Uzmanlara göre, özellikle 3-6 yaş grubundaki çocuklar için televizyon, tablet ve telefonlar adeta bakıcılık vazifesi üstleniyor. Ebeveynlerin, çocuklarını kontrolsüzce ekranlara teslim etmesi, onları bağımlılıkların kucağına itiyor.
Anne-babaların çocuklarıyla kaliteli vakit geçirmemesinin olumsuz sonuçlara yol açtığını söyleyen Türkiye Yeşilay Cemiyeti Başkanı Prof. Dr. İhsan Karaman, küçük yaştaki çocukların saatlerce tablet ve telefonlarla vakit geçirmelerinin doğru olmadığına vurgu yaptı.

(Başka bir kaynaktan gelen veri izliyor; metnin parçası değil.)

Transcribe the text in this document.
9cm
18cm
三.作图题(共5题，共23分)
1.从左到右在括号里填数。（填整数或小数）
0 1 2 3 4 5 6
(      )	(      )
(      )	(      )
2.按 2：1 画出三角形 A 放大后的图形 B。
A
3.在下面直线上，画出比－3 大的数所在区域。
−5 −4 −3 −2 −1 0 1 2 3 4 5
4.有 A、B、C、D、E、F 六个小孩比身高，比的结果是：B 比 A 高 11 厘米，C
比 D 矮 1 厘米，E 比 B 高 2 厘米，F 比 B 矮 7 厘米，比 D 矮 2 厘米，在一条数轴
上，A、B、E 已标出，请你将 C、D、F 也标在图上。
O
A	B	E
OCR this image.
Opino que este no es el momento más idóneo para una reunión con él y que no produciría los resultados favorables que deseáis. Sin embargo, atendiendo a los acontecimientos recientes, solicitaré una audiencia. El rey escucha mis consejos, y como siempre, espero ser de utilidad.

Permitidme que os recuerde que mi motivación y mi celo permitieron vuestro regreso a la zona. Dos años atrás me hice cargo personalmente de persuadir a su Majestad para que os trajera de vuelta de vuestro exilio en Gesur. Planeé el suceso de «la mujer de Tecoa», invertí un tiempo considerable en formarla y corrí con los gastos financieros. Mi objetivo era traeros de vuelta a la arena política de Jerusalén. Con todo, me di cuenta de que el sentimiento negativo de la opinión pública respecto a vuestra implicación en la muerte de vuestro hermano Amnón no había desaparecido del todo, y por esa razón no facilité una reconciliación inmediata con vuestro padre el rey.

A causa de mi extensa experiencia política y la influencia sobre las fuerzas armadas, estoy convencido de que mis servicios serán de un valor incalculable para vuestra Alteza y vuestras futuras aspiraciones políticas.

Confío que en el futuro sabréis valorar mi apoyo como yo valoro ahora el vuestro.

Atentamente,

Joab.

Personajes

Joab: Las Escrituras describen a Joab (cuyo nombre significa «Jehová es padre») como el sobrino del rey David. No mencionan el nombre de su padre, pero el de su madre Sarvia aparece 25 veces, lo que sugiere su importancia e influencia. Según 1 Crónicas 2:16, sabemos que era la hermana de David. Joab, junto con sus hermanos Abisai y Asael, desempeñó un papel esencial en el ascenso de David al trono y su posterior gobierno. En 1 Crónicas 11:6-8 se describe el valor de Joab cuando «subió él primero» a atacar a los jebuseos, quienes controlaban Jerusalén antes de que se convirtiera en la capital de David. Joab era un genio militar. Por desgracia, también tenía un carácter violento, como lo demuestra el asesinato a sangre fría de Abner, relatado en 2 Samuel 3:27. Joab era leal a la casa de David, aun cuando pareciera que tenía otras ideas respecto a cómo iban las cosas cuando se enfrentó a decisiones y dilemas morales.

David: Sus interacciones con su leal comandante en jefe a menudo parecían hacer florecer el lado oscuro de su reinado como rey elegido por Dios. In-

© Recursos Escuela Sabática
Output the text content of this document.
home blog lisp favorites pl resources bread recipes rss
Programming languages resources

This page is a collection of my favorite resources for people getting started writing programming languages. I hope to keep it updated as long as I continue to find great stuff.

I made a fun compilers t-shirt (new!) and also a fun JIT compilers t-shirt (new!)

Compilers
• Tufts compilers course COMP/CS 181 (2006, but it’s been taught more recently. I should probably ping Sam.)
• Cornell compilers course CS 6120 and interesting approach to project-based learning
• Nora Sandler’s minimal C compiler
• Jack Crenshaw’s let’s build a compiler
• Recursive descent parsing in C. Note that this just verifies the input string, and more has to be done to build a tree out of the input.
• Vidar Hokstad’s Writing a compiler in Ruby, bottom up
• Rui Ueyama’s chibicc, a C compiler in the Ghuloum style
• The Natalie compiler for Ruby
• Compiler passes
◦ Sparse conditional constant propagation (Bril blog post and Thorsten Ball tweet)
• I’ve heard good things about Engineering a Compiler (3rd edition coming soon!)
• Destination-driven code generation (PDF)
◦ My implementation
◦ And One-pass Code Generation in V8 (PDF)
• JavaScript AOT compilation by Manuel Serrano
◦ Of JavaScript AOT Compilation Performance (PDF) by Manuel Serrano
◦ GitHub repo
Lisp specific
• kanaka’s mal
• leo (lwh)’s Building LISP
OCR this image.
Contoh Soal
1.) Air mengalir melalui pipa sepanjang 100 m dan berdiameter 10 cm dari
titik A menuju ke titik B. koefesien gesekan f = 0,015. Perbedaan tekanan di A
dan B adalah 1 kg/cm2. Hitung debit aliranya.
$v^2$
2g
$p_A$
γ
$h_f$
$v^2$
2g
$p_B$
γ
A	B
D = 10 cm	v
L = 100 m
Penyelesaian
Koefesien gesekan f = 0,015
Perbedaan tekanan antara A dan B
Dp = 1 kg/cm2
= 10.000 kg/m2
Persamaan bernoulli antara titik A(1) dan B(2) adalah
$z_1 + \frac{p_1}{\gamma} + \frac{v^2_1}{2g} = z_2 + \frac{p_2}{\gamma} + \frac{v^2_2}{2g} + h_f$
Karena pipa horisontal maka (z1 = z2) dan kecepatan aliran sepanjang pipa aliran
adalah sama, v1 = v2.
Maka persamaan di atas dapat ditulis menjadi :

Her yaştan izleyici kitlesine sahip televizyonun da kontrolsüz izlenmesinin çocuklar için tehlike oluşturduğunu belirten Karaman, “Saatlerce çocuğun televizyon başında durması, bilinçsizce kanalları dolaşması, mili, manevi ve evrensel değerleri yok sayabilecek yayınlara maruz kalması çocuklarımızın geleceği açısından üzerinde durulması gereken önemli bir meseledir. Annesiyle ya da babasıyla oyun oynayarak iletişim kuracağı yaşta, çocukların ekrana bağlı kalarak bu iletişimden mahrum olması iki önemli sonuç doğuruyor. Bunlardan ilki o yaşta ‘ekran ve teknoloji bağımlılığı’ dediğimiz bağımlılığa sahip olmaları. İkincisi ise aile içi iletişim bağlarının oluşamaması sonucu bu çocukların ileride pek çok bağımlılıkların pençesine düşme adayı durumuna düşmesidir” diye konuştu.
"LÜKS HAYAT" ALGISINA DİKKAT
Kitle iletişim araçlarıyla çocuklarda oluşturulan “lüks hayat" algısına dikkat çeken Prof. Karaman, şunları söyledi:
“Sosyologlar, televizyon programlarında özendirilen gösterişli hayatların gerçek hayatta çocukları pek çok bağımlılığın pençesine düşürmek için tuzak olarak kullanıldığını ifade ediyor. Özellikle genç yaştaki bireylerin kendilerine rol model belirledikleri karakterleri özümsedikleri ve hatta gerçek hayatta onlar gibi davranmaya çalıştıkları, onların sahip olduğu yaşamlara sahip olmayı arzu ettikleri gözlemleniyor. Bunu fırsat bilen pek çok zehir tacirinin, gençleri ‘yaratılmış’ lüks algısı ile ele geçirdiği pek çok bağımlı dosyasında yer alıyor. Genç, bağımlı hale geldiğinde ise madden ve bedenen sefaletin içinde, mücadele edemeyecek durumda oluyor.”
ÇOCUKLAR BEYİN ZEHİRLENMESİ YAŞIYOR
Marmara Üniversitesi Sosyoloji Bölümü Öğretim Görevlisi Yrd. Doç. Dr. Mehmet Ali Balkanlıoğlu da çocuklarının midesine alacağı en ufak bir yiyecek kırıntısına bile dikkat eden anne-babaların çocuklarının beynine alacağı en ufak görüntü karesine dahi dikkat etmeleri gerektiğini ifade ederek, “Zira yiyecek zehirlenmesinin bir şekilde tedavisi mümkünken, beyin zehirlenmesinin tedavisi o kadar kolay olmuyor, etkileri yıllarca sürebiliyor” ifadesini kullandı.